All cars feel lively and fairly responsive, but the ride is too firm
The dash is fussy and the offset pedals create an awkward driving position
Plenty of kit, though you'll have to pay extra for some of it
Okay but not much more
One of the roomiest estates of this size
Entry-level SE cars have all the kit you'll need
The A4 Avant is pretty good to drive: it feels both agile and stable, and while the steering is a bit light, it weights up at speed. The 134bhp 2.0 TDIe diesel version is both punchy and economical; the bigger diesels and the two petrols pile on more power but increase consumption too. The cabin is quiet on the whole, although there's a touch too much tyre noise. However, the real downsides to the A4 Avant are its hard ride - even apparently smooth surfaces send judders into the cabin - and the off-set pedal position that can play havoc with driver comfort.

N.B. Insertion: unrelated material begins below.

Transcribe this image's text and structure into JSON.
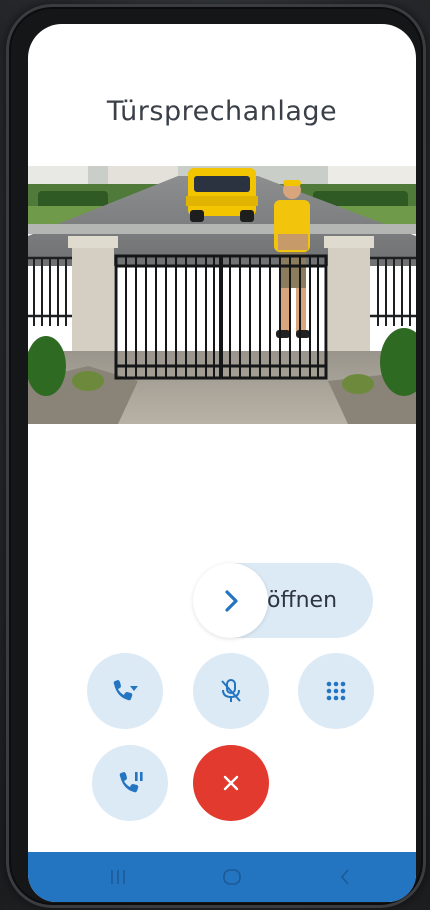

A first glance the Audi's cabin looks great, but on closer inspection some of the cabin materials aren't quite as special as you might expect. The layout of the dash is quite busy but the controls are actually quite logically arranged and Audi's central control system - which uses a main controller knob to access the car's various systems - is fairly intuitive to use. There's not as much headroom in the A4 as in some rivals but legroom is generous and the large boot is a usefully square. You can expand the luggage area by dropping the rear seats but bear in mind they don't go completely flat. Basic SE trim would be our pick: it comes with 17-inch alloys, three-zone climate-control, cruise control, Bluetooth, rear parking sensors, and automatic headlights and wipers. Other trims are available depending on which engine you choose; just bear in mind that S line cars, and other models with larger alloys, get a ride that brings the expression 'bone-shaker' to mind.
Audi's reliability isn't always as good as buyers expect, and owners rated the A4 below average on this point in the 2012 JD Power customer satisfaction survey. As for safety, it comes with six airbags and stability control as standard, but you have to pay extra for rear side airbags. At least you can also opt for several systems to help prevent an accident in the first place, such as lane-departure and blind-spot alerts.
Provided you find the driving position and firm ride acceptable, the A4 is a perfectly sound choice. It's spacious for occupants and their luggage, and it's a good place to put your money, too. The A4 is cheaper to buy than the BMW 3 Series Touring or Mercedes-Benz C-Class Estate and, when you come to sell it on, you'll get back a relatively good proportion of what you paid for it. Most of the diesel engines are cheap to run, too.